Archive for April, 2012

Several personal bests this week and the week isn’t even over.

First of all, I ran a 5K on Wednesday. Not an official 5K, mind you, but 3.11+ miles consecutively. I did it in about 45 minutes. I ran about 1.5 miles consecutively at around a 13 minute pace. To some that might not sound all that great, but for me that was fantastic. My usual pace is around a 17 minute mile (running at around a 10 minute pace followed by walking at about a 20 minute pace with more walking than running). My inner monologue went something like this:

Ok, just a little bit farther. Man my shins are doing great today. Why is everyone running faster than me? That doesn’t matter. Here comes a hill. Speed up and get it over with. Feeling good. I should keep going. Pet the dog. That’s a cute dog. Here comes the stretch. I miss playing baseball. I remember when I was that age. Watch out for the stroller. Almost there. Seriously?!?! A zombie chase NOW? You’ve got to be kidding me! On a hill when I’m already tired! Not gonna catch me this time. Whew, that sucked but it felt good. Slowing down a bit, but I can still do it. No need to walk when I feel like I can run. Aaaannnd there. That’s the longest I’ve run in one stretch before. New record. Feels good. I can do better than that. I bet I can make a full lap without stopping…

It went on like that. Lots of ADHD mental comments and lots of looking for landmarks to run to for little goals. Lamp post here. Mile marker there. Catch up to the lady and the tiny dog… You get the picture.

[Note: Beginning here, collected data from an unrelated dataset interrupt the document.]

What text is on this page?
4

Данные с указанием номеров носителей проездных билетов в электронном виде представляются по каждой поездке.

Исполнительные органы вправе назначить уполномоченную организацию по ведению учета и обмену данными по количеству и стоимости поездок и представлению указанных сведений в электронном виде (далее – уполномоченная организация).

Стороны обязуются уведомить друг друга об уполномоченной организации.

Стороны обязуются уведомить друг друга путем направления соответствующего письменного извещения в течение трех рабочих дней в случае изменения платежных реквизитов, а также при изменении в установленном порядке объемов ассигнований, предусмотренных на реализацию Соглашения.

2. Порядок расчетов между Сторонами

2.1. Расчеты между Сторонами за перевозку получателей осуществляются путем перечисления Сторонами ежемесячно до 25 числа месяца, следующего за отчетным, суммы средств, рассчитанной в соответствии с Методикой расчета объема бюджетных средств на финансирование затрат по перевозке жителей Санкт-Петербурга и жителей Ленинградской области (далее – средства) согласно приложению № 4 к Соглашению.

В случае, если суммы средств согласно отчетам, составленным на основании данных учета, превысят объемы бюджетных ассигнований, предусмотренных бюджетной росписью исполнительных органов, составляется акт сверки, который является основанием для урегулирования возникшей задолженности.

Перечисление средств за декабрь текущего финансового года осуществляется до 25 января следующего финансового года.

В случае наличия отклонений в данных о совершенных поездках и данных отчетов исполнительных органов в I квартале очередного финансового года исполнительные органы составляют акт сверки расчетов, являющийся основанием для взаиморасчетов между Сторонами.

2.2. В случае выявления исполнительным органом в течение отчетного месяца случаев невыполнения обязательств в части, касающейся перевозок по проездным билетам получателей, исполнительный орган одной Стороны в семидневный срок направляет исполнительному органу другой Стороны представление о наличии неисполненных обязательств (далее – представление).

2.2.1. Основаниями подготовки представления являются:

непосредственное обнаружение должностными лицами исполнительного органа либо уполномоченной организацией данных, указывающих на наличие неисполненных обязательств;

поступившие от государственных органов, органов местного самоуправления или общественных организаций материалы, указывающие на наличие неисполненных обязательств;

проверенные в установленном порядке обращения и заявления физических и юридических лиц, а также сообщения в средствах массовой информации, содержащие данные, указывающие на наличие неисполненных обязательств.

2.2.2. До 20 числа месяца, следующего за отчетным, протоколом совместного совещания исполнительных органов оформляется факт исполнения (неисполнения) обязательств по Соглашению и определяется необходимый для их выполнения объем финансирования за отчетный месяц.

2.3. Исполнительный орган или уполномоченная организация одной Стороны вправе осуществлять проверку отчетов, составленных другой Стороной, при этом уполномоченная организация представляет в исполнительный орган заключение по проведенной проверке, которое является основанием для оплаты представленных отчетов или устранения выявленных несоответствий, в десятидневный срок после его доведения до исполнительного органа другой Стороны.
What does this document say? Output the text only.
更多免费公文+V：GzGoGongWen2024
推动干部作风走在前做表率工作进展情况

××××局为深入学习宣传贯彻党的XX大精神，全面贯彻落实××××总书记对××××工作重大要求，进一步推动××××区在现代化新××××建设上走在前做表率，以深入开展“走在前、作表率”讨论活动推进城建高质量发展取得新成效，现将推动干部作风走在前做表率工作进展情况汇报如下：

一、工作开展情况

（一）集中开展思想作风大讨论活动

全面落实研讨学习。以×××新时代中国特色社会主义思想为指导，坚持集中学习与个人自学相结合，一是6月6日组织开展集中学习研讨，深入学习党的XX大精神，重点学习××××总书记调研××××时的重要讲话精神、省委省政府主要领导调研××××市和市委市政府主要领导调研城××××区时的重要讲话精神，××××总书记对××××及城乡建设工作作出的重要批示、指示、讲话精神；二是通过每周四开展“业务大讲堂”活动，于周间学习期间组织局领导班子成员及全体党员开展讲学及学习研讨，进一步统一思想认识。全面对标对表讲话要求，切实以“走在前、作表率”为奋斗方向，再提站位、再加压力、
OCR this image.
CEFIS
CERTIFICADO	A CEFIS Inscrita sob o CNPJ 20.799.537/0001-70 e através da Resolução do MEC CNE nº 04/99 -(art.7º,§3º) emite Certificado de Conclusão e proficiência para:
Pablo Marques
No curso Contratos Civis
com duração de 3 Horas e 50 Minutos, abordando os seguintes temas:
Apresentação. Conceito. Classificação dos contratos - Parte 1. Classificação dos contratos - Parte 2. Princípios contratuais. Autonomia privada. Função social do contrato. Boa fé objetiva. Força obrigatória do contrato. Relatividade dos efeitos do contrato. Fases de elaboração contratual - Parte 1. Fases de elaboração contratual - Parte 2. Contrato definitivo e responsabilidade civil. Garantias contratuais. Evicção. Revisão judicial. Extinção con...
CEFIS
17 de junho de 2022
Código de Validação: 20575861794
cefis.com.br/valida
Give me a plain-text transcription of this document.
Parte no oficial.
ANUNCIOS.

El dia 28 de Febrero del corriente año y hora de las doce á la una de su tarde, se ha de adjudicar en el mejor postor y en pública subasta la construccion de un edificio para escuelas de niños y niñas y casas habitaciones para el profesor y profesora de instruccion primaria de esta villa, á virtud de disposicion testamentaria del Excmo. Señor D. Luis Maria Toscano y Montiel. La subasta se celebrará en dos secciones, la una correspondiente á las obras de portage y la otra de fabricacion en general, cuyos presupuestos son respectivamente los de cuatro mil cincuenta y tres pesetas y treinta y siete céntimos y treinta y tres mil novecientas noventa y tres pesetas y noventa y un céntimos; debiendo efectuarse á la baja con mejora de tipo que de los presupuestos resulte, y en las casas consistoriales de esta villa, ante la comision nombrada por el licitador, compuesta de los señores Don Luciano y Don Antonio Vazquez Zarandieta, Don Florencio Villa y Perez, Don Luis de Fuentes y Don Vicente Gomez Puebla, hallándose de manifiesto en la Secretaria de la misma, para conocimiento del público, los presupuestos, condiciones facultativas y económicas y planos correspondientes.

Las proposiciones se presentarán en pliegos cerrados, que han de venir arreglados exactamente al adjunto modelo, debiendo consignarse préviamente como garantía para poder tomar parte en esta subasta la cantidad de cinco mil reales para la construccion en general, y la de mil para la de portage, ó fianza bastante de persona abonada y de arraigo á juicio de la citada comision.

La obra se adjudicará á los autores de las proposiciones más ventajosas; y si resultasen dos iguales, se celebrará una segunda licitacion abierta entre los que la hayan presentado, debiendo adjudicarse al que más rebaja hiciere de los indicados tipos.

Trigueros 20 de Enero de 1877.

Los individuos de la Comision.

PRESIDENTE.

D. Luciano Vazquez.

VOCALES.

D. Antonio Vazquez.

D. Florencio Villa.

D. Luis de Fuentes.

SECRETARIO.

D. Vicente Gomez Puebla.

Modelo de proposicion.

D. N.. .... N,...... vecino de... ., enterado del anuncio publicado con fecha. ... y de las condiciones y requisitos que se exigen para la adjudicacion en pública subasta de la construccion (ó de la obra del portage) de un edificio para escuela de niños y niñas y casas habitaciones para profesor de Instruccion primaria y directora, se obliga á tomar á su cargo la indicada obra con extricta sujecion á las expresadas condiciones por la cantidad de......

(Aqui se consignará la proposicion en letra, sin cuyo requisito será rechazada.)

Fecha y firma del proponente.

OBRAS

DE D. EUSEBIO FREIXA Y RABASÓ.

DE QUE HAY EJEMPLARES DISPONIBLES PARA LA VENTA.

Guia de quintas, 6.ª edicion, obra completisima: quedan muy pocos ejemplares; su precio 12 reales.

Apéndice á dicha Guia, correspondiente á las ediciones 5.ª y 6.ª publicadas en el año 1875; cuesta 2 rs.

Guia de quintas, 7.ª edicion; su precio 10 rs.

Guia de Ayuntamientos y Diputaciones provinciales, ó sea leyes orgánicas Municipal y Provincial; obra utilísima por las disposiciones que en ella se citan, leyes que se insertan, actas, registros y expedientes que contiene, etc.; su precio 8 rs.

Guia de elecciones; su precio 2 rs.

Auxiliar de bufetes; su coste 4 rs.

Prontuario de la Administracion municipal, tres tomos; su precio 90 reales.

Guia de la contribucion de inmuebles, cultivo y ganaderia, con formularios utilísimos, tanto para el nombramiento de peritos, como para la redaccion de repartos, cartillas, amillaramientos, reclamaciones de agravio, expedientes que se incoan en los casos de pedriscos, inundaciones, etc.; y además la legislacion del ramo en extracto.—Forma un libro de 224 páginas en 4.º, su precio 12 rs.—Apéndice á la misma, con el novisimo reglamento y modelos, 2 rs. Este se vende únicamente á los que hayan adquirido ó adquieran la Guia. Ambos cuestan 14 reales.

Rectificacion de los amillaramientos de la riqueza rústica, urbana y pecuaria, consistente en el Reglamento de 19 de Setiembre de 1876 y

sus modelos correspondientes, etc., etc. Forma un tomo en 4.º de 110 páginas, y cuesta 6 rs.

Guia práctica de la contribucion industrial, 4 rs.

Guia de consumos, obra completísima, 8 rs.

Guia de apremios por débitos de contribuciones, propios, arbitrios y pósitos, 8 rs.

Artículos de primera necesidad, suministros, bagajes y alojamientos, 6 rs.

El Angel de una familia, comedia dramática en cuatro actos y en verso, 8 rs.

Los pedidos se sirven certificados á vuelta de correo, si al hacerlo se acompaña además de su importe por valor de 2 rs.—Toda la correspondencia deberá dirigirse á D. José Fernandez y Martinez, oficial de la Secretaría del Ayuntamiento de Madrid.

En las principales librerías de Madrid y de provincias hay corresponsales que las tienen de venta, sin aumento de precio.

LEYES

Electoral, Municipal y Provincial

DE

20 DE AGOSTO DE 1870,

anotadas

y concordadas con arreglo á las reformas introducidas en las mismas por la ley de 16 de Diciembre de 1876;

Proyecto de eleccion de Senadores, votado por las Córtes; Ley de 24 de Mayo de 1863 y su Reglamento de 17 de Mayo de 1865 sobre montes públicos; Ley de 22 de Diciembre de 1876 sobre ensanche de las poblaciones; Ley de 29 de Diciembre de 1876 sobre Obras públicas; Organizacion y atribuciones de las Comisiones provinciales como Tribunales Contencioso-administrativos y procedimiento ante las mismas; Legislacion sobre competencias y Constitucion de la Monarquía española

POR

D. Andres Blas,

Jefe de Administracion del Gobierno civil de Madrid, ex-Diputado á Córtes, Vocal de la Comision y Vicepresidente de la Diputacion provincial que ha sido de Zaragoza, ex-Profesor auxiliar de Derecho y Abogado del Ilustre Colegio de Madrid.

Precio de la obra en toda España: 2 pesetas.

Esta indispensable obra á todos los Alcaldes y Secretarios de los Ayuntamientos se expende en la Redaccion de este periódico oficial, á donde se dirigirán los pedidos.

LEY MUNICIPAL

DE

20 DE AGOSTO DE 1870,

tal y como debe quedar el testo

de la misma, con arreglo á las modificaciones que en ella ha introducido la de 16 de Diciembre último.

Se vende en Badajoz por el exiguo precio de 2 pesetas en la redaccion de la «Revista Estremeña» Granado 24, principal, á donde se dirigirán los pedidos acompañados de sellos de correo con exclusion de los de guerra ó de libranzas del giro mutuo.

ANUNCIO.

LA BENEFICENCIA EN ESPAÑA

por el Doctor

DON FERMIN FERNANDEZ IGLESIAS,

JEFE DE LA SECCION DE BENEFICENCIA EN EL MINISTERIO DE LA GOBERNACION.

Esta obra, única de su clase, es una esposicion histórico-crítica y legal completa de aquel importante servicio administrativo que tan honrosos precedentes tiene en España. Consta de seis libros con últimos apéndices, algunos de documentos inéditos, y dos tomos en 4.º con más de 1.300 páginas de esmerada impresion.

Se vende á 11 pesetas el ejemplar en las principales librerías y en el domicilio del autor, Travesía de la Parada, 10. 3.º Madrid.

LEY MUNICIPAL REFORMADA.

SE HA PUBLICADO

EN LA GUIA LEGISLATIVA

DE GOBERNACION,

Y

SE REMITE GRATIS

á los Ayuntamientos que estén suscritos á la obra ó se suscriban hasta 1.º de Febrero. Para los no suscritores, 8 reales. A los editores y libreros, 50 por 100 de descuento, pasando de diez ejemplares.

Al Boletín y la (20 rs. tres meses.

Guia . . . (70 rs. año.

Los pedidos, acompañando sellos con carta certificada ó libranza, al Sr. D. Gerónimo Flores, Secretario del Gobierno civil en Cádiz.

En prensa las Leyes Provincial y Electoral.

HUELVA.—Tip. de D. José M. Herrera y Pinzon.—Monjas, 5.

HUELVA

So, my second accomplishment was perseverance. My shins hurt at first, a bit like they usually did, but I ran through it. Little accomplishments felt good so I kept on going. Eventually the shins stopped hurting and I got more of a warm ache out of them. That lasted on and off through the run. I made a point of speeding up on the hills and my shins ached more at the top, but it was totally worth it. While it was a personal best for me, Fitocracy seemed to think it wasn’t worth as many points as my usual elliptical run. If I relied on a computer to pat me on the back I’d be waiting a long time.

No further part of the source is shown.